The other thing to bear in mind, of course, is that you have to end up with a multiple of 4 (so you end up with an even spread of k2/p2 ribs). So in this case I decreased by 10 stitches to leave me with 108, or 9 ribs of 4 stitches on each of three needles I’m knitting on, which is very neat. Now it’s just been a question of staying sane while knitting a long tubular cuff, probably about 6 inches in all, so it can be rolled back to suit the arm-length of whoever ends up wearing it.

Oh yes, and some books insist that the fake seam stitch should continue down the cuffs independently of the ribbing pattern (the same books say the same thing about the body seams in relation to the ribbing too). Well, nuts to that I say! It may or may not be authentic (whatever that means), but I much prefer the seam to disappear and merge into the purl stitches of the cuff – I just think it looks better that way, and besides, the seam is a fake, after all.

I promised last week to return to the matter of just how waterproof is a gansey. Now, I’m really not convinced. Certainly the ones I knit aren’t exactly waterproof (as exhaustive trials with a bathtub, a bucket and several unwitting volunteers have shown), but that proves nothing, as I dare say mine aren’t knitted in a properly authentic way. But I think they’re tight enough to keep out a light sea spray, or drizzle; and I can’t help thinking that’s what people mean when they say that ganseys are good at repelling water.

As the knitting bishop, Richard Rutt, points out in his book “A History of Hand Knitting” (more of which anon), fishermen usually wear oilskins and waders in high seas and heavy rain; and old photographs show us that trawlermen were no exception. After all, one of the reasons why so many ganseys were left plain until the yoke was because the fishermen wore those great big waders (like clown trousers) that came up to their rib cages and were held in place over the shoulders with braces (which were often knitted, and not made of elastic, so the waders were unlikely to bounce up and down like clown trousers normally do); so it’s not exactly as if they were unprotected from the elements.

Let’s just say the jury’s out on this one. Next week – were drowned fishermen really identified by the patterns on their ganseys?

Week 15: 27 October – 2 November

Now, here’s an interesting thing. As part of an exhibition on the role of women along the north-east coast, the church of Robin Hood’s Bay has recently hosted a display of ganseys. You can see a newspaper report HERE and a BBC News video HERE, and jolly interesting they are too (especially the video clip, which also shows plenty of happy, apple-cheeked children frolicking in their ganseys back and forth in front of the camera, as happens all the time in the cobbled streets of fishing villages of the North East).

So well done to the organisers and to York St. John University which instigated it all. The idea of a church decked out with traditional ganseys sounds like fun, and it’s good to see traditional knitting in the news without a hint of patronising from the media. (Mind you, I had to smile at the reported comments of a lifeboat man who “admits that modern garments have the upper hand when it comes to practicality and insulation and so the gansey has for many years been in steady decline as a working garment” – though the decline of the fishing industry may have had something to do with it too!)

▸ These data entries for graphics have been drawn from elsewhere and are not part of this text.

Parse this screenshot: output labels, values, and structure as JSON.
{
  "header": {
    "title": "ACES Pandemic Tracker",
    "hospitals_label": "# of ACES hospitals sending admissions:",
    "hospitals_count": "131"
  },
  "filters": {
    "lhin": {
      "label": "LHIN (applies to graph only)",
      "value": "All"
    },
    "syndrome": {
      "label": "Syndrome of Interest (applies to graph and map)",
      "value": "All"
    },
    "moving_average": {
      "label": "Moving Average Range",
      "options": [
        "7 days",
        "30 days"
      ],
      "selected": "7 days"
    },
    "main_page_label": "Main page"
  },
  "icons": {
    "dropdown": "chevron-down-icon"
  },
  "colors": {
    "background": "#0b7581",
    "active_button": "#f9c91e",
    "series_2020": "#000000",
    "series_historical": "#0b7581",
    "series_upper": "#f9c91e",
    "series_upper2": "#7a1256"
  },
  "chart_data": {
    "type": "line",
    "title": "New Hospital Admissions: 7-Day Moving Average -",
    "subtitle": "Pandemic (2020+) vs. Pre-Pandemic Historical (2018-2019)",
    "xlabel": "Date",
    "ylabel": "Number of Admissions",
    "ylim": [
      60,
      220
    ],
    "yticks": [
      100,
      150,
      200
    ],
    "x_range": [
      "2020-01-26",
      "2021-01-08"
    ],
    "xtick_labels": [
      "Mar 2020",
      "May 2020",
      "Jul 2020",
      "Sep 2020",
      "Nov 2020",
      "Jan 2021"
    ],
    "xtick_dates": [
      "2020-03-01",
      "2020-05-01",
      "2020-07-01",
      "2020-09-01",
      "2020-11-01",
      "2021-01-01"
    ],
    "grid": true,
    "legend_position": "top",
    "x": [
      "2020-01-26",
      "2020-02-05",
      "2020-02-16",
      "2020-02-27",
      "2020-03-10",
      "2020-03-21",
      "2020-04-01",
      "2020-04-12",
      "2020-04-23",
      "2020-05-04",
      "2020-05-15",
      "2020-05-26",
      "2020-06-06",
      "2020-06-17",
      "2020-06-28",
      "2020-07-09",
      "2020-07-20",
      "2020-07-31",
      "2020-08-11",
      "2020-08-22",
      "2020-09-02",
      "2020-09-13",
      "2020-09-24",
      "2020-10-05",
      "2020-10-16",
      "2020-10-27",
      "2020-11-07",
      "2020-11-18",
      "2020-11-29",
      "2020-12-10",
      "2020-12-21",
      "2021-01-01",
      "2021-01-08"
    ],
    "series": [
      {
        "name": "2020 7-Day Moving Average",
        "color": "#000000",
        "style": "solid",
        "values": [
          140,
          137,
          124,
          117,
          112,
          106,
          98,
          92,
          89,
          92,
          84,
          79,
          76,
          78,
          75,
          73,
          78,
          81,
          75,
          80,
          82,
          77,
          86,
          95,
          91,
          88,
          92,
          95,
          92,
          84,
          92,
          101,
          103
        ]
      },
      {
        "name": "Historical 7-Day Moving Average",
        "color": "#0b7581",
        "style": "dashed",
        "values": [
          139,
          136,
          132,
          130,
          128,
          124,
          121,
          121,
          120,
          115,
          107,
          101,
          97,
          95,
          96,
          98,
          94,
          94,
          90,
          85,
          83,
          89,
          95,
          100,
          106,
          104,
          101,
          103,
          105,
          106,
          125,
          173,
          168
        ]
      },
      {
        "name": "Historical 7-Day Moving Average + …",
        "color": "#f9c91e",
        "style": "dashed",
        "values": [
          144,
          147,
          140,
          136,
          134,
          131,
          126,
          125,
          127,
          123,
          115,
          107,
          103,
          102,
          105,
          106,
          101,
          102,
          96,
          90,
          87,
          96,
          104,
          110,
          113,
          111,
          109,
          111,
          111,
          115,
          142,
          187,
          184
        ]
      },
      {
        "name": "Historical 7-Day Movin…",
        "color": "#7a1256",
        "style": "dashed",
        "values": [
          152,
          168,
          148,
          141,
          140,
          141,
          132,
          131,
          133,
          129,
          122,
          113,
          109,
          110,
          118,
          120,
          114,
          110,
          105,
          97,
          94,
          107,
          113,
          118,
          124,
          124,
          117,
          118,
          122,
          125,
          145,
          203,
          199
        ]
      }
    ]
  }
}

It’s worth noting, by the way, that two hoary old gansey chestnuts feature prominently in both articles about the exhibition – namely, that ganseys have waterproof qualities, and that a drowned fisherman could be identified by the patterns on his gansey (or at least the village he came from could be). These claims crop up quite often, and I shall be returning to them in next week’s blog and subjecting them to closer scrutiny.

Meanwhile, I continue my slow but stately progress down the sleeve, like an ant making a leisurely stroll down the Statue of Liberty – an elderly ant who’s early for an appointment, with plenty of time on its hands, and who keeps stopping every few paces to catch its breath and take in the view.